To be “fracture critical,” a bridge has to lack built-in redundancies, meaning if a single vital piece of the structure were to fail, either a part or the entire bridge could crumple.
Jennifer Homendy, the chair of the NTSB, said, “the preferred method for building bridges today is that there is redundancy built in.”
This includes additional protective structures or the ability for a bridge to share the load with “another member” in the event of a failure, she said.
Fracture-critical bridges are a minority in America — but the Francis Scott Key Bridge isn’t the only one.
Of about 615,000 bridges in the United States, 17,468 are fracture critical, Homendy said, citing data from the Federal Highway Administration.
She added that the Key Bridge was in “satisfactory condition” and last underwent a fracture-critical inspection in May 2023.
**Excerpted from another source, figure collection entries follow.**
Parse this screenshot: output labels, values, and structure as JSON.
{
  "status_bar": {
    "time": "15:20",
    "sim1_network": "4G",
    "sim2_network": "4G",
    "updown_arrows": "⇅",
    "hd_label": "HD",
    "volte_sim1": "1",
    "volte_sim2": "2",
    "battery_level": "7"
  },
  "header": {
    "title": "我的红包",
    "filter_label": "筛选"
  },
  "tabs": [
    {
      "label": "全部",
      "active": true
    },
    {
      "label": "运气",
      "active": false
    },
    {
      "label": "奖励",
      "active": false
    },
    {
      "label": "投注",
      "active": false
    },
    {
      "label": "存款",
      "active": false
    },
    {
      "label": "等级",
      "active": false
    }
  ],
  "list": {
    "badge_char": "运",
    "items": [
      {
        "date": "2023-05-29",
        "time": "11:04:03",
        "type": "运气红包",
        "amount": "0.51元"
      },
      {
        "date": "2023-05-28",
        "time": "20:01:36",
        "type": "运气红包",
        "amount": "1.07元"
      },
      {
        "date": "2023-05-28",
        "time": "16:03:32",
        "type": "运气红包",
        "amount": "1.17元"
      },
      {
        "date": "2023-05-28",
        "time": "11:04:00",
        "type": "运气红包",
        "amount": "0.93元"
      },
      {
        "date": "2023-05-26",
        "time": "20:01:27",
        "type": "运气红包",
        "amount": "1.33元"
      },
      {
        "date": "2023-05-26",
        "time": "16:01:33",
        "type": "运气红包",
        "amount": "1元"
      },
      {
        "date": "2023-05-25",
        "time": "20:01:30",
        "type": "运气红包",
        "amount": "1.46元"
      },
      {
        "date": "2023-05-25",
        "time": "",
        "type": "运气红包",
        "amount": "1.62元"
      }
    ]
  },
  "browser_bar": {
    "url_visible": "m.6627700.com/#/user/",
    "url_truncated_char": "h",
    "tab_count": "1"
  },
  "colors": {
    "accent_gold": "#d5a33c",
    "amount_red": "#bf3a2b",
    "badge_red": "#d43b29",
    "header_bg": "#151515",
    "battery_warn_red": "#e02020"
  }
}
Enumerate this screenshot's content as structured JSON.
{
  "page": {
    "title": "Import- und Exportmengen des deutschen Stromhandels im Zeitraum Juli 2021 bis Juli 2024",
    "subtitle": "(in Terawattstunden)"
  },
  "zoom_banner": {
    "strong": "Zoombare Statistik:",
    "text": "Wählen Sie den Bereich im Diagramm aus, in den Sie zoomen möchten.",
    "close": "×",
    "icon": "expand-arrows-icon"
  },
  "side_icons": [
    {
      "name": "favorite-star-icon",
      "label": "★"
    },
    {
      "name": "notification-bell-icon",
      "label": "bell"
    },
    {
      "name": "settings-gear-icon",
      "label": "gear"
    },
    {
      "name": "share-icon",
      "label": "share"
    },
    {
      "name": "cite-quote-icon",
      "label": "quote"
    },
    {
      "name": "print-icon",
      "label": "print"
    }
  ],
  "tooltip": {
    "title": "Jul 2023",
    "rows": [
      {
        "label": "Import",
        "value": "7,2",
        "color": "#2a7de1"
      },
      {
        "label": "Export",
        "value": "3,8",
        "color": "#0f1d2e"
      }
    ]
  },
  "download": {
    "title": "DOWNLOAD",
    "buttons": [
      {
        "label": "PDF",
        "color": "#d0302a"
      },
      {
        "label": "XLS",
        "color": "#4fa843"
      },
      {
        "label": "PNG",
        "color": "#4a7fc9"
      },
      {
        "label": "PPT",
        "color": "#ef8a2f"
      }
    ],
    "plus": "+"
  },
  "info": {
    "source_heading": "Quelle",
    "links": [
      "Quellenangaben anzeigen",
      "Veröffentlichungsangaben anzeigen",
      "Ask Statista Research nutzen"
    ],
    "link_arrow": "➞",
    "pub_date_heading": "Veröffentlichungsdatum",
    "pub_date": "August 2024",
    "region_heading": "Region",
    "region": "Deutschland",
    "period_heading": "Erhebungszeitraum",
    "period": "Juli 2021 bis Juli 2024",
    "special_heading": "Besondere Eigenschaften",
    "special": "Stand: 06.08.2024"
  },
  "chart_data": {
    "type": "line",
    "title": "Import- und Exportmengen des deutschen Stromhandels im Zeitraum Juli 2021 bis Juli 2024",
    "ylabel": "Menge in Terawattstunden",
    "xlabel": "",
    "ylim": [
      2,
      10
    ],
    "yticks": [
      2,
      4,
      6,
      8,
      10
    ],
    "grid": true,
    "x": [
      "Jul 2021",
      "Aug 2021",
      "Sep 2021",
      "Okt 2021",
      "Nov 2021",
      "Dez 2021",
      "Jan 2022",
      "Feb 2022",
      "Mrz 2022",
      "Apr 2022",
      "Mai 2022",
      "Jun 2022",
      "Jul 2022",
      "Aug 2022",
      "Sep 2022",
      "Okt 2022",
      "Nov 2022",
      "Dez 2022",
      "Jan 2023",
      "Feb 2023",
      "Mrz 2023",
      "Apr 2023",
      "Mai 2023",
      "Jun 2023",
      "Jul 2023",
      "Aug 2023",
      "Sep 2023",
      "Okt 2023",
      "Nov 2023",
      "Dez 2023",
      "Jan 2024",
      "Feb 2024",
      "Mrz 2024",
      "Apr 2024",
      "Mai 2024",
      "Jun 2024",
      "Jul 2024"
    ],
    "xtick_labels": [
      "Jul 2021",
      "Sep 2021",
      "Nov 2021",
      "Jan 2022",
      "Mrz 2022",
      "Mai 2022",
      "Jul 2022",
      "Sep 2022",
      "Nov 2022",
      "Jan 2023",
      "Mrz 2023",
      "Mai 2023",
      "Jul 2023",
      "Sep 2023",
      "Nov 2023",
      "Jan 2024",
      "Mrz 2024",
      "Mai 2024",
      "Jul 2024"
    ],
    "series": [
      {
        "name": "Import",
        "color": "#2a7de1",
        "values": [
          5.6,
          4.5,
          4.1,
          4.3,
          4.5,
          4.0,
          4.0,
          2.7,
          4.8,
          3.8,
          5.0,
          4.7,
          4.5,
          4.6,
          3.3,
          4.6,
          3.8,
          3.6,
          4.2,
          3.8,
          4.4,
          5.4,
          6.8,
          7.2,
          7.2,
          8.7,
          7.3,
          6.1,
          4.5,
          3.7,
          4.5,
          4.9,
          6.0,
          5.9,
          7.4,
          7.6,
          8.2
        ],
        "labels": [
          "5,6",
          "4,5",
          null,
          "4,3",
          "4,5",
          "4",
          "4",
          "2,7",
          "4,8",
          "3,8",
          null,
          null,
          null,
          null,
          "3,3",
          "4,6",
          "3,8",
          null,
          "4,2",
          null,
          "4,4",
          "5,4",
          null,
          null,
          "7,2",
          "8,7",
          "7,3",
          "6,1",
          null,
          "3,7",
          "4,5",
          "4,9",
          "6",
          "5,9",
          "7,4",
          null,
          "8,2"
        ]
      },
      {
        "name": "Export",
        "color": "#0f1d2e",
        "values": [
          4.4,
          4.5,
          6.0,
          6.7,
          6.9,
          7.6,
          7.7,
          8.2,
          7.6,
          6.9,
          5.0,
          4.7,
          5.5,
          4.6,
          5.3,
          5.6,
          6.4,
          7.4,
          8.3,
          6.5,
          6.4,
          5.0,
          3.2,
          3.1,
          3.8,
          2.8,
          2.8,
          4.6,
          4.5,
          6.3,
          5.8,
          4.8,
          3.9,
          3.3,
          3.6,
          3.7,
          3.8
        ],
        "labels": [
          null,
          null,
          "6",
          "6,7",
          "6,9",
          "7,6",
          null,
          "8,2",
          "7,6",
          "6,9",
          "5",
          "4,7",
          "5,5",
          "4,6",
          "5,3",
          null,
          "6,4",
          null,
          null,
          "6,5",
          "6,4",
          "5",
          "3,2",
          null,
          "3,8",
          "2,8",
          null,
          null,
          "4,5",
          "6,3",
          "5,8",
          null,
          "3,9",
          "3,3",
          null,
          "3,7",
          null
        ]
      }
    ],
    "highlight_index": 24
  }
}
Construction on the bridge started in 1972 and it opened to the public in 1977. The bridge was comprised of three spans totaling 9,090 feet in length, Homendy said, adding that an average of 30,767 vehicles crossed it daily.
The collapse on Tuesday raised questions about the safety of America’s infrastructure, including whether the bridge’s age meant its protections were outdated.
It’s unclear if possible protections such as a group of pilings called “dolphins” or buffering “fenders” would have made a difference. Some experts told BI that nothing could have withstood the Dali cargo ship’s massive blow.
On Wednesday, the NTSB reported the ship radioed for help from nearby tugboats for help minutes before it crashed, but it was too late, data the NTSB retrieved from the ship’s voyage data recorder shows.
Two construction workers were rescued after the crash, while six were presumed dead. Authorities said Wednesday that two bodies were recovered from a submerged pickup truck.